1 = 0 finding the mistake

Question

I was shown the following calculation. There is clearly something wrong but I can not see the mistake. Could someone point out the wrong step or something?

$$ \int \frac{1}{x} dx = \int 1 \cdot \frac{1}{x} dx$$

Let's say $ u = \frac{1}{x}$ and $ dv = 1\ dx$.
So $ du = -\frac{1}{x^2} \ dx$ and $ v = x$. Putting that into per partes formula:
$$ \int \frac{1}{x} dx = \int 1 \cdot \frac{1}{x} dx= x \cdot \frac{1}{x} - \int x \cdot (-\frac{1}{x^2})dx = 1 + \int \frac{1}{x} dx$$ So we can substract $\int \frac{1}{x}dx$ from both sides which then gives us $$0 = 1$$

Answer 1

You are forgetting the constant of integration. When you write $\int\frac1xdx$, that could represent any of a family of functions. So in this case, the left-hand $\int\frac1x dx$ represents an antiderivative of $\frac1x$ which is $1$ larger than the $\int \frac1xdx$ on the right-hand side. This also means that you cannot "subtract $\int\frac1xdx$" as easily as you might think.

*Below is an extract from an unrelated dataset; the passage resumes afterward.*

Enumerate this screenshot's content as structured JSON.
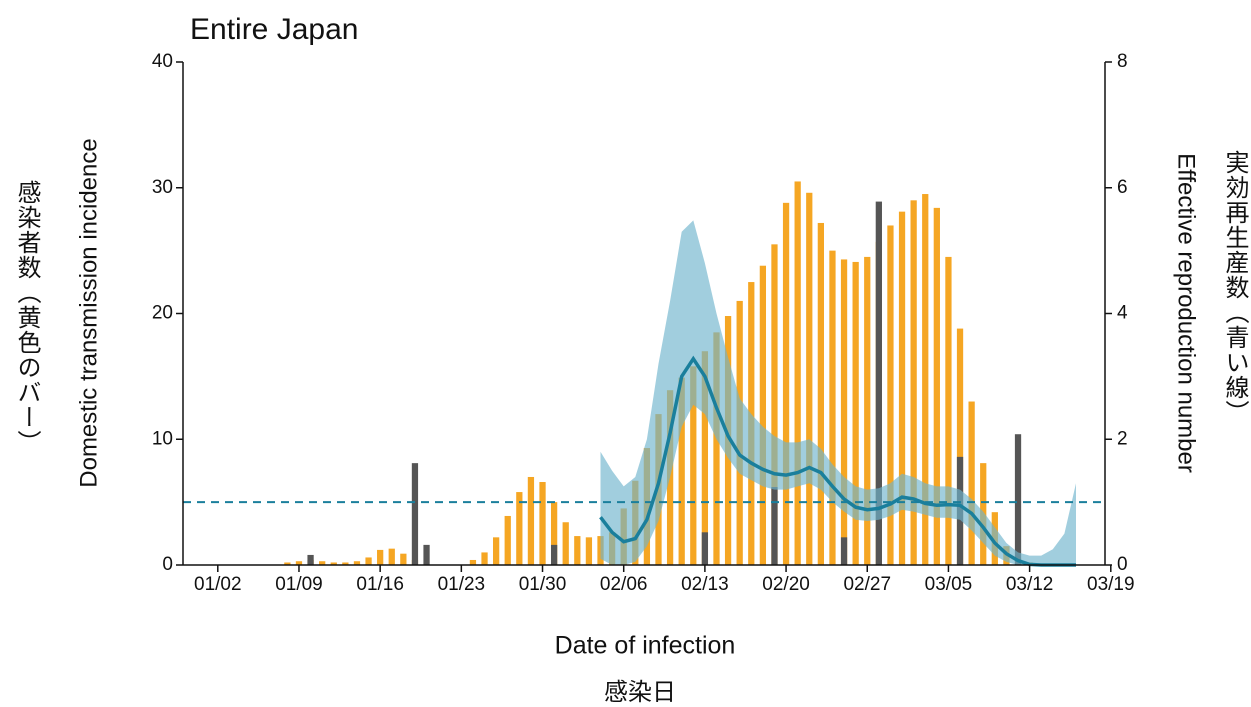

The moment you put bounds on your integrals, everything changes. In that case (assuming the bounds are valid), we get $$ \int_a^b\frac1xdx = 1\Big|_{x = a}^b + \int_a^b\frac1xdx $$ and we see that the $1|_a^b$ term disappears, and all is well.

Answer 2

It is an indefinite integral. So for the same integrand, we will have a number of curves or functions varying by a constant C. Here if you add C to the right, C will be -1 and the equation holds good!

(i.e, 0 = 1 + C = 1 - 1 = 0)

For example in this case,

$\int\frac{1}{x}dx = ln(x) +C$

For different values of C, we have different anti-derivatives varying by a constant.

Answer 3

The indefinite integral is not a single function that you can cancel out, it is a family of functions in which every two members differ by some constant, so that equality holds up to a constant (some real number). In that case the constat must be precisely 1 (or $-1$, depending on the side of the equation you add it).

Answer 4

$\int {f(x)dx} -\int {f(x)dx}=c$